The successes of Lin’s Star Trek hinge on the tightness of pacing, as Beyond hits the ground running, relentless as the set piece to set piece nature of this film is, there’s still time allowed for characters to play off one another in true Star Trek fashion, with some excellent moments shared between Spock and Bones in particular, as their dour bitchiness towards each other provides great moments of levity, whilst also serving a picture perfect slice of the best that Star Trek has to offer, moments of real worth between two peoples of different cultures, working together to a greater cause. Kirk’s internal strife comes from him becoming older than his father was at his death (Star Trek, 2009) is compelling, as is seeing him come into his role of Captain far more than we’ve previously seen, He is tired and weary, but wise with experience. Scotty shines here, and I do wonder if that’s because of Simon Pegg’s presence in the writers seat, but then, it really works, and the interplay between ‘Montgomery Scotty’ and Jaylah – a hermit that is a joy to watch on screen – provides yet more moments of warmth between peoples of two cultures. Speaking of Jaylah herself, her presence here is a much needed addition and serves to broaden the roster, differentiating the Abramsverse enough so that we are not just served up sights we’ve seen before in different variations a la Star Trek Into Darkness. Elba’s Krall is perhaps a little under-served here, and although his character is
interesting, and sometimes menacing even – especially in scenes where he literally steals peoples energy, kind of like the Mummy in…well…”The Mummy” (1999) – he doesn’t reach the heights of a truly terrifying villain, as he displays more brute strength than tactical genius, which makes for a simple, yet still entertaining force to be reckoned with. Sadly it is Zoe Saldana’s Uhura and John Cho’s Sulu who seem a little wasted here, though admittedly Sulu does have a standout moment where his piloting skills are put to the test, Uhura however just seems to serve as the motivator for Spock’s actions, and it seems as though Jaylah has stolen a little bit of Uhura’s thunder here. Chekov, played by the late Anton Yelchin, is every bit as good as he ever was, and every scene involving him left me with a bittersweet feeling in the knowledge that this is the last time we will see this iteration of the character, and Yelchin in Star Trek. This somber and bittersweet tone is doubled in the reverence paid towards Leonard Nimoy, and Spock Prime.
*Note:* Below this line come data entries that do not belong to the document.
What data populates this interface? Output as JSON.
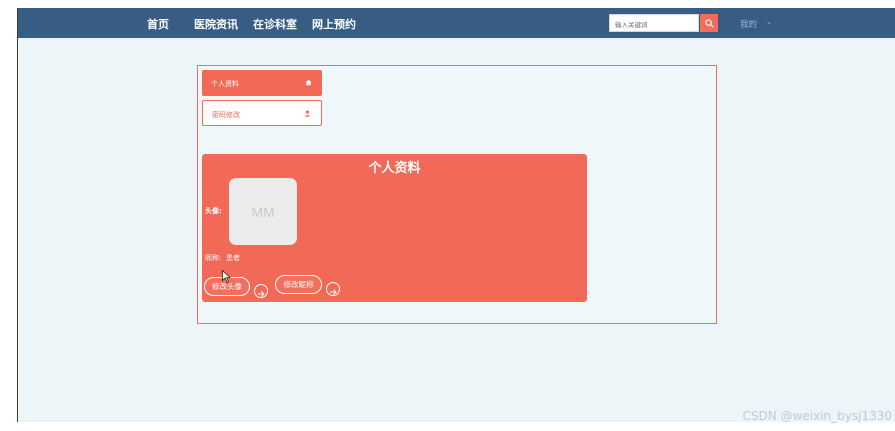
{
  "nav": {
    "links": [
      "首页",
      "医院资讯",
      "在诊科室",
      "网上预约"
    ],
    "search_placeholder": "输入关键词",
    "user_menu": "我的",
    "user_menu_caret": "⌄"
  },
  "sidebar": {
    "items": [
      {
        "label": "个人资料",
        "icon": "home-icon",
        "active": true
      },
      {
        "label": "密码修改",
        "icon": "user-icon",
        "active": false
      }
    ]
  },
  "profile_card": {
    "title": "个人资料",
    "avatar_label": "头像:",
    "avatar_placeholder": "MM",
    "nickname_label": "昵称:",
    "nickname_value": "患者",
    "change_avatar_button": "修改头像",
    "change_nickname_button": "修改昵称"
  },
  "watermark": "CSDN @weixin_bysj1330",
  "colors": {
    "nav_bg": "#375d85",
    "accent": "#f36957",
    "page_bg": "#eef5f8"
  }
}
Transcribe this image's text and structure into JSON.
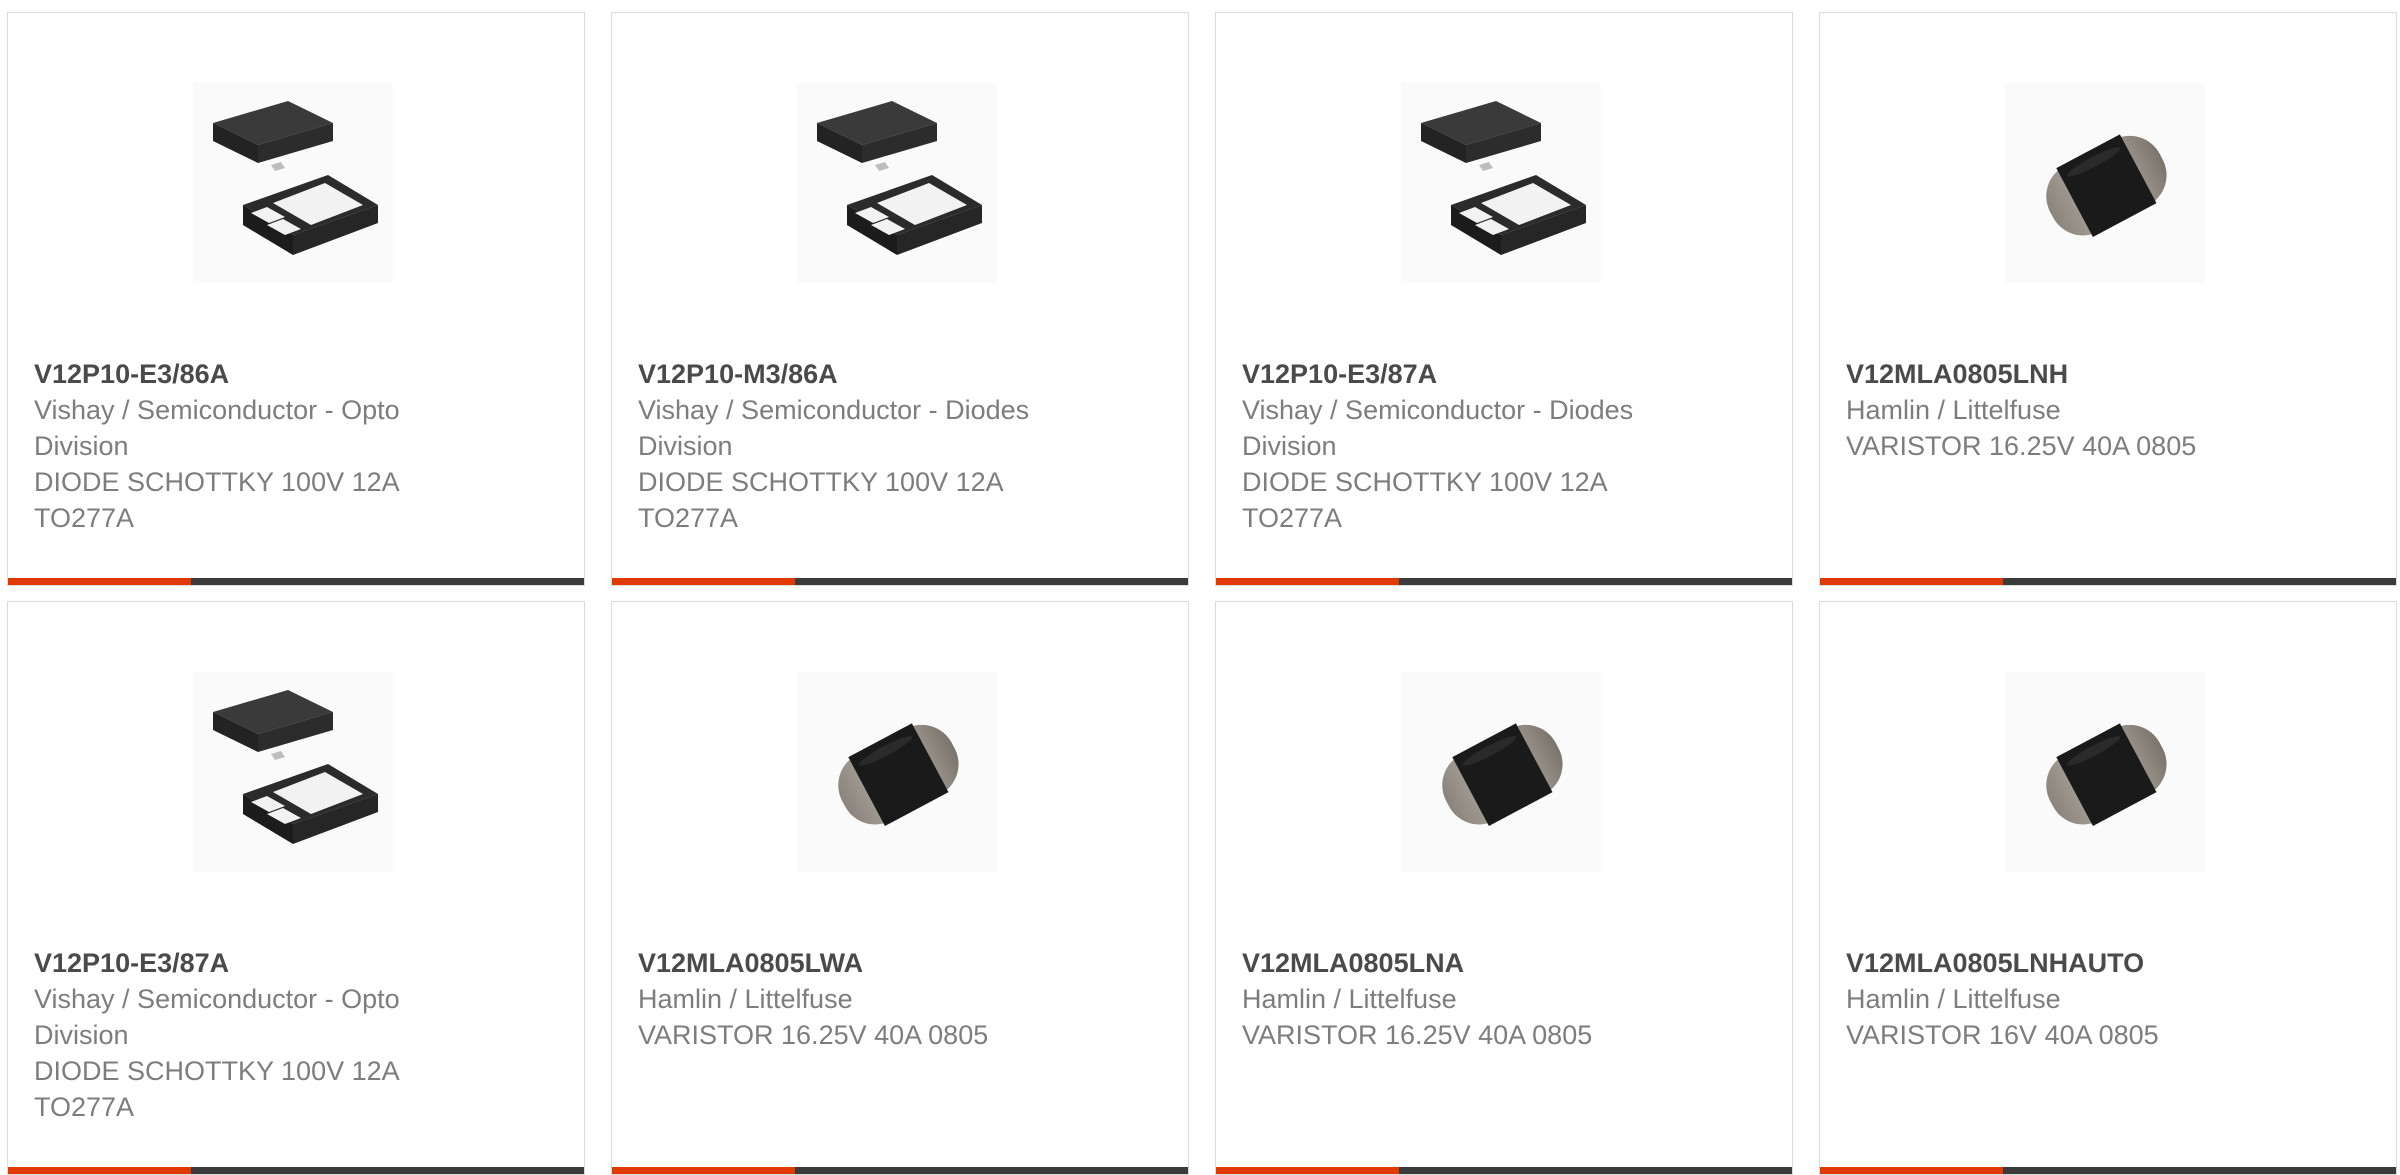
{
  "colors": {
    "accent": "#e03a00",
    "bar": "#3b3b3b",
    "part_number": "#4a4a4a",
    "body_text": "#7d7d7d",
    "card_border": "#dcdcdc"
  },
  "cards": [
    {
      "part_number": "V12P10-E3/86A",
      "manufacturer_line1": "Vishay / Semiconductor - Opto",
      "manufacturer_line2": "Division",
      "description_line1": "DIODE SCHOTTKY 100V 12A",
      "description_line2": "TO277A",
      "image_icon": "to277a-package-icon"
    },
    {
      "part_number": "V12P10-M3/86A",
      "manufacturer_line1": "Vishay / Semiconductor - Diodes",
      "manufacturer_line2": "Division",
      "description_line1": "DIODE SCHOTTKY 100V 12A",
      "description_line2": "TO277A",
      "image_icon": "to277a-package-icon"
    },
    {
      "part_number": "V12P10-E3/87A",
      "manufacturer_line1": "Vishay / Semiconductor - Diodes",
      "manufacturer_line2": "Division",
      "description_line1": "DIODE SCHOTTKY 100V 12A",
      "description_line2": "TO277A",
      "image_icon": "to277a-package-icon"
    },
    {
      "part_number": "V12MLA0805LNH",
      "manufacturer_line1": "Hamlin / Littelfuse",
      "manufacturer_line2": "",
      "description_line1": "VARISTOR 16.25V 40A 0805",
      "description_line2": "",
      "image_icon": "varistor-0805-icon"
    },
    {
      "part_number": "V12P10-E3/87A",
      "manufacturer_line1": "Vishay / Semiconductor - Opto",
      "manufacturer_line2": "Division",
      "description_line1": "DIODE SCHOTTKY 100V 12A",
      "description_line2": "TO277A",
      "image_icon": "to277a-package-icon"
    },
    {
      "part_number": "V12MLA0805LWA",
      "manufacturer_line1": "Hamlin / Littelfuse",
      "manufacturer_line2": "",
      "description_line1": "VARISTOR 16.25V 40A 0805",
      "description_line2": "",
      "image_icon": "varistor-0805-icon"
    },
    {
      "part_number": "V12MLA0805LNA",
      "manufacturer_line1": "Hamlin / Littelfuse",
      "manufacturer_line2": "",
      "description_line1": "VARISTOR 16.25V 40A 0805",
      "description_line2": "",
      "image_icon": "varistor-0805-icon"
    },
    {
      "part_number": "V12MLA0805LNHAUTO",
      "manufacturer_line1": "Hamlin / Littelfuse",
      "manufacturer_line2": "",
      "description_line1": "VARISTOR 16V 40A 0805",
      "description_line2": "",
      "image_icon": "varistor-0805-icon"
    }
  ]
}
Speaking of simplicity, the plot never reaches for anything vaguely labyrinthine. If you’ve heard that it resembles something like a very good episode of the TV show, expect it, as it’s straightforward, beat for beat just progressing forwards at a bombastic pace, but this is by no means a bad thing, in fact it reminded me of “Mad Max: Fury Road” (2015) in its pure devotion to moving forward full throttle. And, like Fury Road, the film is visually stunning, which has always been a strength of this particular offshoot of the Star Trek franchise, and here it is topped; Ships have never looked better, especially in combat, where Lin’s action pedigree carries over nicely here and is a welcome addition. And there’s a certain daftness to proceedings which really amplifies their adventure, without ever allowing things to jump the shark. Action is framed clearly, and every set piece is filled with ingenuity, enough to keep audiences at the edge of their seat.
If you’re a Trek fan, you’ll be extremely happy here, there are a few callbacks (one in particular that gave me goosebumps) and enough focus on the core concepts of Star Trek to keep even the diehards satiated. For the general audience this is a big, hearty, summer bonanza; one that offers something for everyone, an example of Hollywood at its best then.